Even with the University of Pittsburgh genuinely committed to leadership, both faculty and administration must consider borrowing new planning techniques from a variety of sources in the outside world, even trying to improve upon systems of effective planning and budgeting from other academic communities, however infrequently that might occur. Planning and budgeting in the community-at-large have evolved from an emphasis on inputs and processes to a focus on objective outputs and outcomes. A wellspring of ideas can be plumbed by exploring the rain-maker theory of budgeting and planning originally described by Joseph Peters. The rain-maker gets so involved with the rain dance that she neglects the goal to make rain. Obviously, the rain-maker's emphasis should not be on the process of dancing but rather should focus on making rain e.g. academic excellence.

The rain-maker says, "I know I didn't make rain, but wasn't the dance beautiful?" Even though no rain fell, planners can lay claim to the choreography despite its failure to make any rain.

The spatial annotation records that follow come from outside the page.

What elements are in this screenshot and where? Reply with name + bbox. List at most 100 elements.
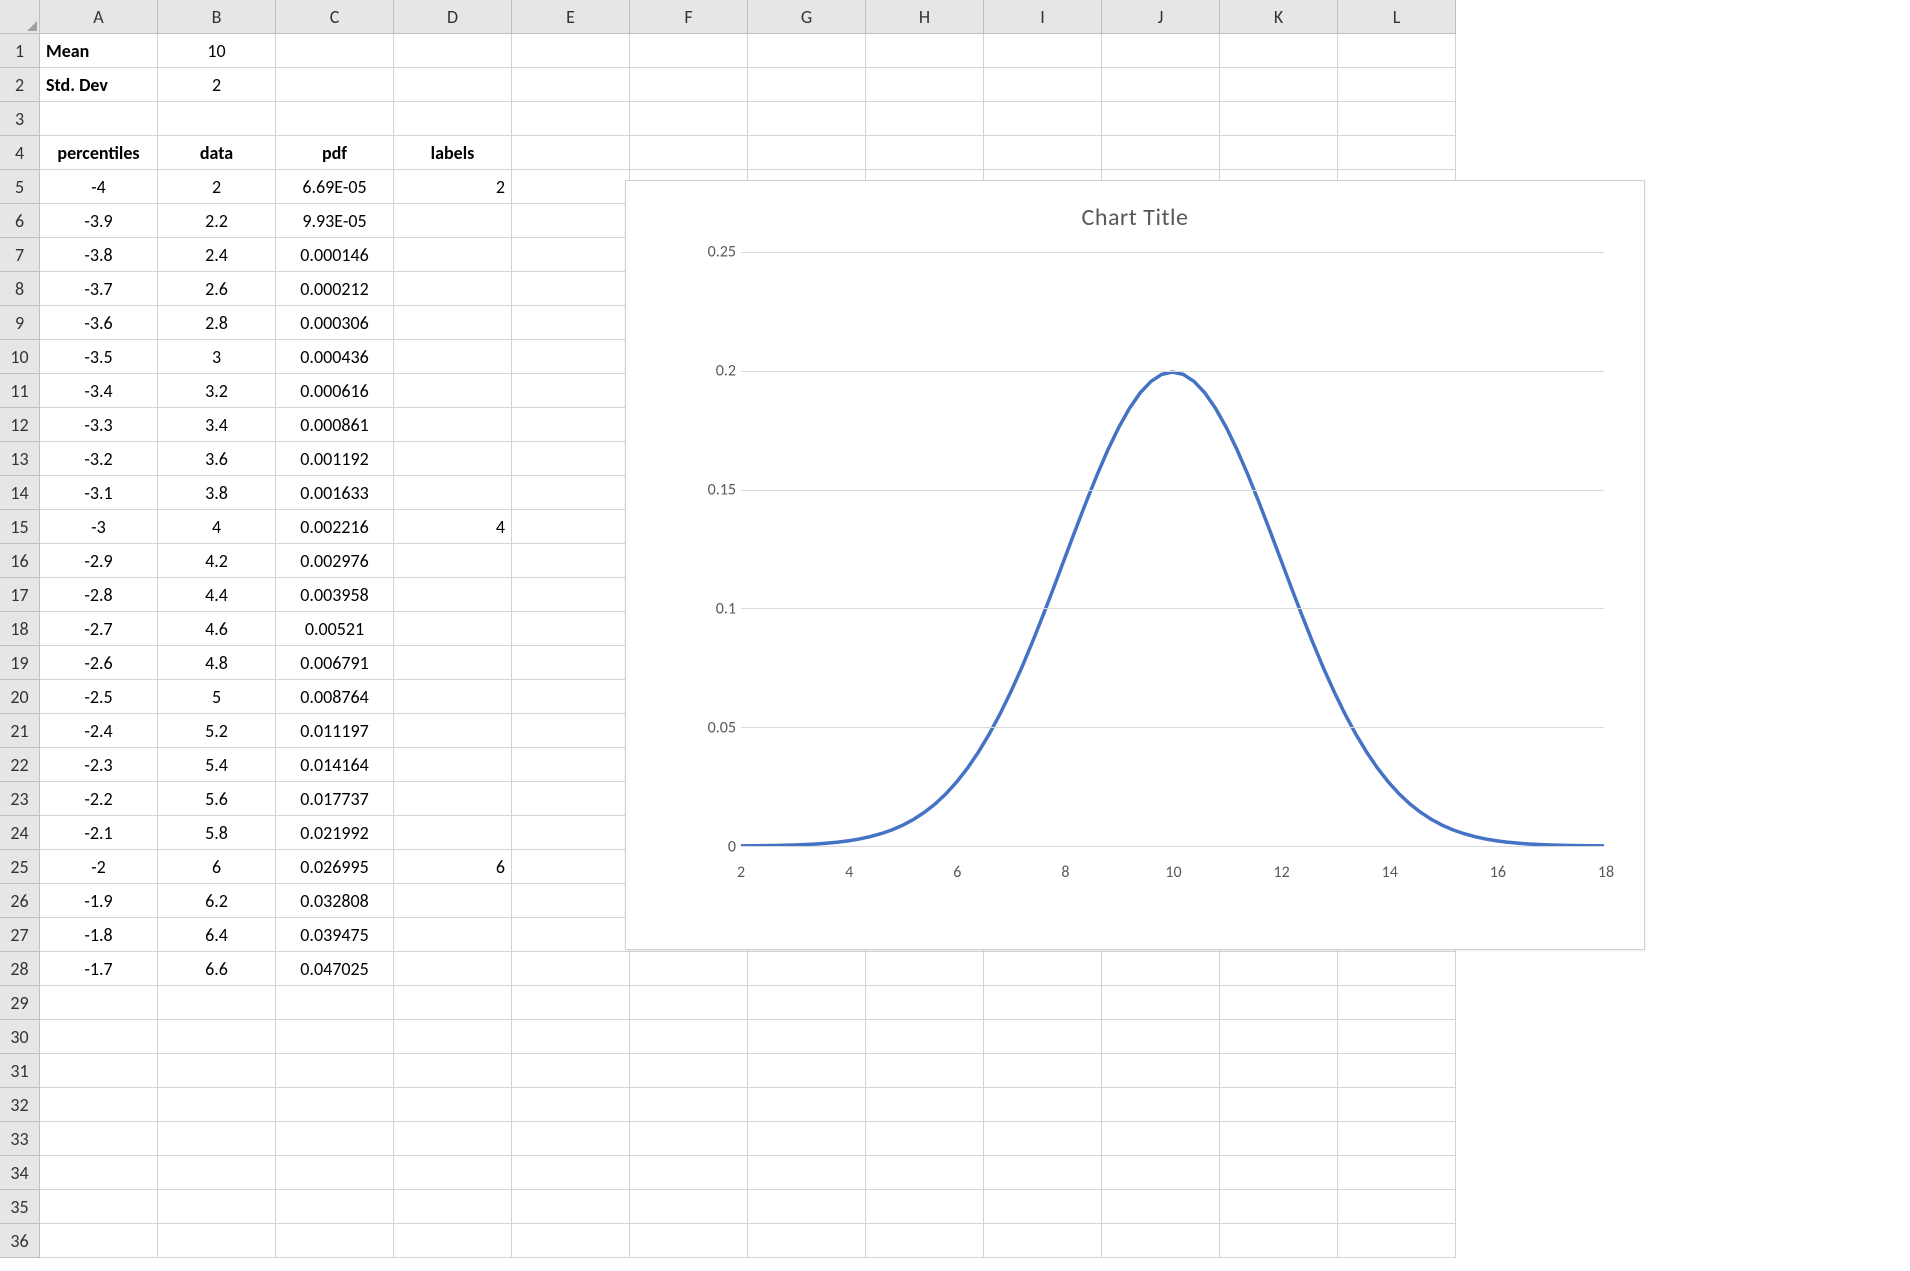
- cell[interactable]: [394, 918, 512, 952]
- cell[interactable]: [276, 102, 394, 136]
- cell[interactable]: [276, 1156, 394, 1190]
- row-header[interactable]: 16: [0, 544, 40, 578]
- cell[interactable]: [394, 1156, 512, 1190]
- cell[interactable]: [394, 748, 512, 782]
- column-header[interactable]: F: [630, 0, 748, 34]
- cell[interactable]: 5.2: [158, 714, 276, 748]
- cell[interactable]: [1102, 68, 1220, 102]
- cell[interactable]: [1102, 1088, 1220, 1122]
- row-header[interactable]: 23: [0, 782, 40, 816]
- cell[interactable]: 0.000146: [276, 238, 394, 272]
- column-header[interactable]: A: [40, 0, 158, 34]
- cell[interactable]: [1220, 1088, 1338, 1122]
- cell[interactable]: -3.9: [40, 204, 158, 238]
- cell[interactable]: [512, 1224, 630, 1258]
- cell[interactable]: -3.5: [40, 340, 158, 374]
- cell[interactable]: [866, 102, 984, 136]
- column-header[interactable]: C: [276, 0, 394, 34]
- cell[interactable]: -2.6: [40, 646, 158, 680]
- cell[interactable]: [40, 1020, 158, 1054]
- cell[interactable]: 0.000212: [276, 272, 394, 306]
- row-header[interactable]: 36: [0, 1224, 40, 1258]
- row-header[interactable]: 33: [0, 1122, 40, 1156]
- cell[interactable]: [394, 1190, 512, 1224]
- cell[interactable]: [1102, 952, 1220, 986]
- row-header[interactable]: 13: [0, 442, 40, 476]
- row-header[interactable]: 34: [0, 1156, 40, 1190]
- cell[interactable]: [394, 238, 512, 272]
- cell[interactable]: 0.00521: [276, 612, 394, 646]
- cell[interactable]: [1338, 1156, 1456, 1190]
- cell[interactable]: [866, 34, 984, 68]
- cell[interactable]: [276, 1122, 394, 1156]
- cell[interactable]: -3: [40, 510, 158, 544]
- row-header[interactable]: 1: [0, 34, 40, 68]
- cell[interactable]: [512, 510, 630, 544]
- cell[interactable]: [512, 748, 630, 782]
- cell[interactable]: [748, 1190, 866, 1224]
- row-header[interactable]: 27: [0, 918, 40, 952]
- row-header[interactable]: 7: [0, 238, 40, 272]
- cell[interactable]: 4.8: [158, 646, 276, 680]
- cell[interactable]: 0.001633: [276, 476, 394, 510]
- cell[interactable]: 0.000306: [276, 306, 394, 340]
- cell[interactable]: [984, 1224, 1102, 1258]
- cell[interactable]: [748, 1020, 866, 1054]
- cell[interactable]: [1220, 1054, 1338, 1088]
- cell[interactable]: [512, 816, 630, 850]
- cell[interactable]: [984, 952, 1102, 986]
- cell[interactable]: -2.9: [40, 544, 158, 578]
- cell[interactable]: [1338, 1054, 1456, 1088]
- cell[interactable]: [158, 1190, 276, 1224]
- cell[interactable]: -2: [40, 850, 158, 884]
- cell[interactable]: [1338, 68, 1456, 102]
- cell[interactable]: -1.7: [40, 952, 158, 986]
- cell[interactable]: [394, 374, 512, 408]
- cell[interactable]: [40, 1224, 158, 1258]
- cell[interactable]: [512, 884, 630, 918]
- cell[interactable]: 0.026995: [276, 850, 394, 884]
- cell[interactable]: [1220, 986, 1338, 1020]
- cell[interactable]: 0.000861: [276, 408, 394, 442]
- cell[interactable]: [984, 1054, 1102, 1088]
- cell[interactable]: [276, 1088, 394, 1122]
- cell[interactable]: [512, 374, 630, 408]
- row-header[interactable]: 4: [0, 136, 40, 170]
- cell[interactable]: -2.7: [40, 612, 158, 646]
- cell[interactable]: 2: [158, 68, 276, 102]
- cell[interactable]: [394, 816, 512, 850]
- cell[interactable]: [630, 1156, 748, 1190]
- row-header[interactable]: 6: [0, 204, 40, 238]
- cell[interactable]: -2.5: [40, 680, 158, 714]
- cell[interactable]: [394, 680, 512, 714]
- cell[interactable]: [748, 952, 866, 986]
- row-header[interactable]: 26: [0, 884, 40, 918]
- cell[interactable]: [394, 646, 512, 680]
- cell[interactable]: [512, 442, 630, 476]
- cell[interactable]: -2.4: [40, 714, 158, 748]
- cell[interactable]: 4: [394, 510, 512, 544]
- cell[interactable]: 6: [158, 850, 276, 884]
- cell[interactable]: 3.4: [158, 408, 276, 442]
- cell[interactable]: [512, 340, 630, 374]
- cell[interactable]: [866, 1020, 984, 1054]
- cell[interactable]: [984, 136, 1102, 170]
- cell[interactable]: [1220, 952, 1338, 986]
- cell[interactable]: [512, 238, 630, 272]
- cell[interactable]: [630, 1054, 748, 1088]
- cell[interactable]: [276, 68, 394, 102]
- cell[interactable]: [394, 408, 512, 442]
- row-header[interactable]: 11: [0, 374, 40, 408]
- cell[interactable]: [394, 986, 512, 1020]
- cell[interactable]: [1220, 102, 1338, 136]
- cell[interactable]: [1338, 952, 1456, 986]
- cell[interactable]: [394, 442, 512, 476]
- row-header[interactable]: 17: [0, 578, 40, 612]
- cell[interactable]: 0.000616: [276, 374, 394, 408]
- cell[interactable]: [394, 578, 512, 612]
- cell[interactable]: [748, 986, 866, 1020]
- cell[interactable]: [630, 1122, 748, 1156]
- column-header[interactable]: J: [1102, 0, 1220, 34]
- cell[interactable]: [866, 1190, 984, 1224]
- cell[interactable]: -2.8: [40, 578, 158, 612]
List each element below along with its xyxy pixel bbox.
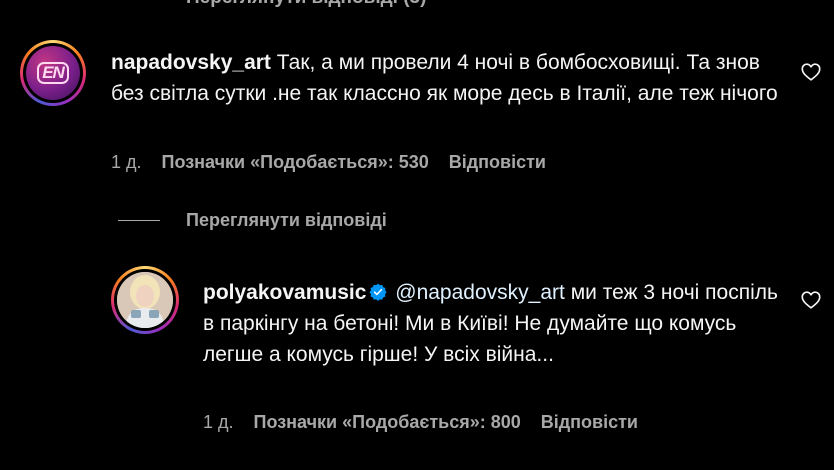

The science of rain-making turns into the science of rain-making dancing. Learning to dance becomes an end in itself and replaces the desired outcome of learning how to make it rain. In effect, academia has not focused on measurable outcomes. After discussion with several members of the two main committees assigned to the tasks of planning and budgeting, I find it worrisome to see (1) so much emphasis on process, not on outcomes; (2) a lack of acceptance of ideas from the University Senate's Budget Policies Committee by the administration's University Planning and Budgeting Committee, and (3) an incremental planning process at Pitt. The incremental process of personnel and program budgeting is arbitrarily determined by reviewing how much in the way of resources was allocated in the last year or two and by trying to predict how much will be needed the next year or so. The incremental approach pays too little attention to long-range planning, disregards the coordination and integration of interschool programs, and neglects zero-base budgeting. Always keeping in mind the University's illustrious academic tradition, the areas in need of attention in the planning process include (a) performance budgeting using cost accounting and operations research methods directed toward outcome objectives within all academic and administrative units and the University as a whole, (b) initiation of strategic planning by identifying alternative ways and resources available to meet goals and objectives giving consideration to strengths, weaknesses, opportunities and threats and (c) the application of cost benefit analysis as an essential tool of planning to maximize the benefits of available resources, for example, welcoming faculty recommendations for savings achievable from turnover through a retirement inducement program. Faith in the faculty's contribution to planning for academic excellence is indispensable if the University of Pittsburgh is to continue to grow in stature.

Gordon K. MacLeod is president-elect of the University Senate and a professor of Health Services Administration in the Graduate School of Public Health.